Defending SaaS valuation

I see tons of posts on Twitter and this board making simplistic arguments on valuation and why high growth multiples will crash. Let me give you a few reasons why SaaS multiples WON’T go back to historical levels:

(1) Multiples are influenced by interest rates. Even with the recent move higher in the 10 yr treasury, we are still in a very low rate environment and will likely be in a low rate world into the foreseeable future. You can’t compare multiples to historical periods with much higher rates.

(2) The tech giants are like MSFT are not derating in multiple in this sell off. If you value high growth SaaS by applying a mature tech multiple to revenues 10 years in the future, this future value that you are owning stocks for has not changed at all. All that’s happening is your expected IRR is increasing as people panic sell.
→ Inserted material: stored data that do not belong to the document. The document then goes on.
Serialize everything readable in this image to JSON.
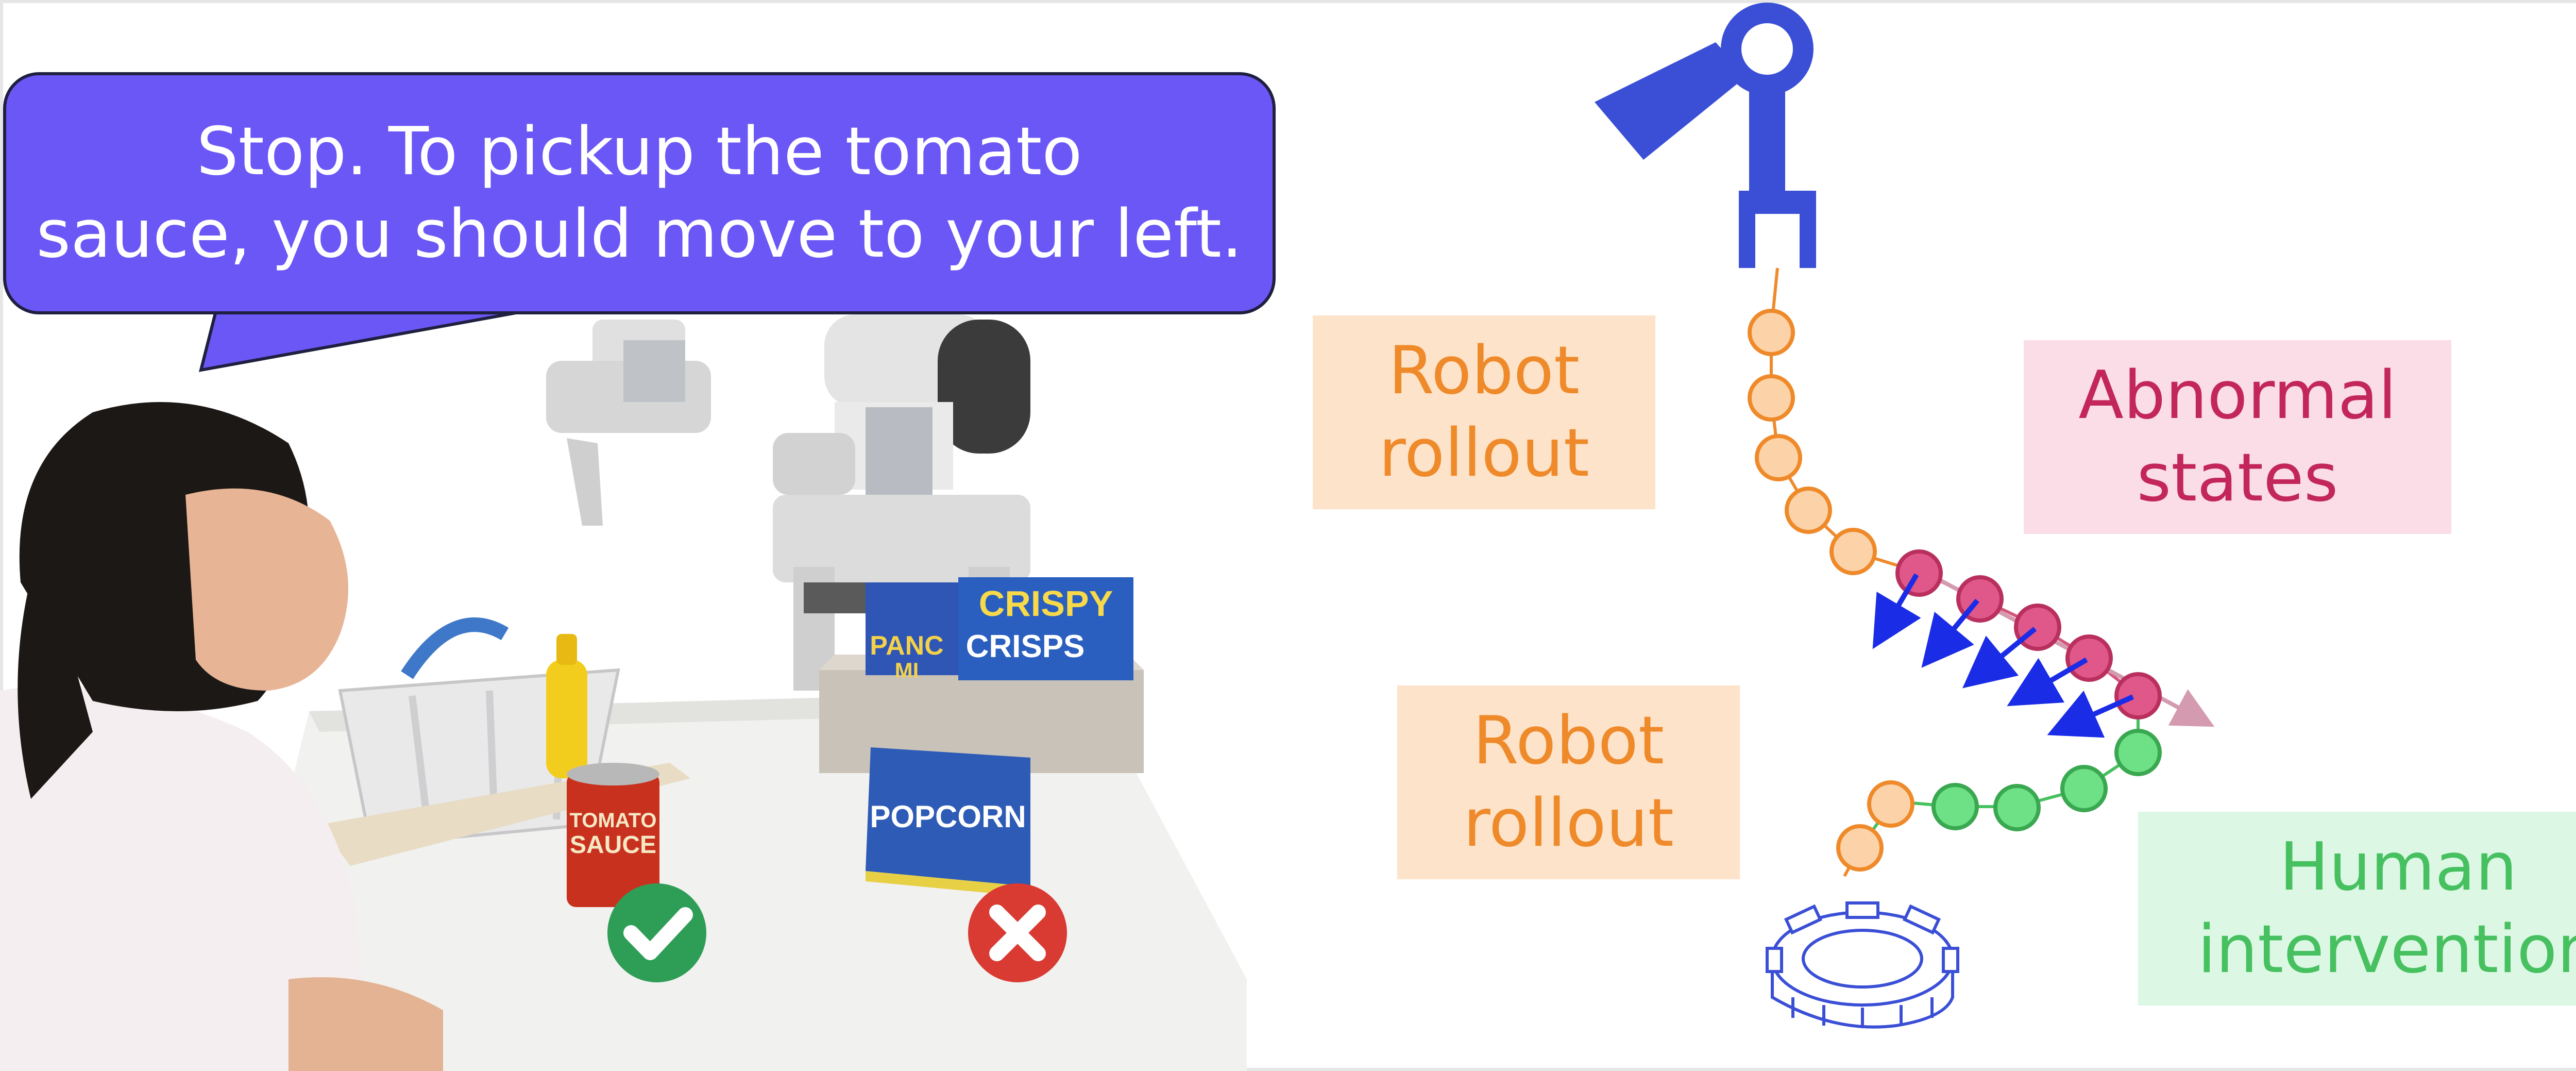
{
  "speech_bubble": {
    "lines": [
      "Stop. To pickup the tomato",
      "sauce, you should move to your left."
    ]
  },
  "scene": {
    "products": {
      "tomato_can_label": [
        "TOMATO",
        "SAUCE"
      ],
      "popcorn_box_label": "POPCORN",
      "crispy_box_label": [
        "CRISPY",
        "CRISPS"
      ],
      "pancake_box_label": [
        "PANC",
        "MI"
      ]
    }
  },
  "labels": {
    "robot_rollout_top": [
      "Robot",
      "rollout"
    ],
    "robot_rollout_bottom": [
      "Robot",
      "rollout"
    ],
    "abnormal_states": [
      "Abnormal",
      "states"
    ],
    "human_intervention": [
      "Human",
      "intervention"
    ]
  },
  "colors": {
    "bubble": "#6a57f6",
    "rollout_fill": "#fde3c9",
    "rollout_text": "#ef8a2b",
    "abnormal_fill": "#fadde6",
    "abnormal_text": "#c2265b",
    "human_fill": "#dcf8e5",
    "human_text": "#47c060",
    "gripper": "#3a4fd6",
    "correct": "#2e9e57",
    "wrong": "#d93b33"
  },
  "icons": {
    "correct_mark": "check-icon",
    "wrong_mark": "x-icon",
    "robot": "robot-gripper-icon",
    "target": "gear-icon"
  }
}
(3) COVID has accelerated a transition to a WFH environment that in general greatly benefits SaaS companies. So far there has been zero growth decay even as we lap COVID quarters. In fact, many of the best SaaS names are still accelerating revenue. This suggests something has changed post COVID, which supports higher multiples.

(4) SaaS was a relatively new sector a few years ago and the multiples were not representative of fair value. We know this because SaaS has returned wayyy above average returns, meaning the old multiples were way too low. Now people understand the value proposition and will not leave money on the table allowing high growth SaaS to fall to the 10-20x range again.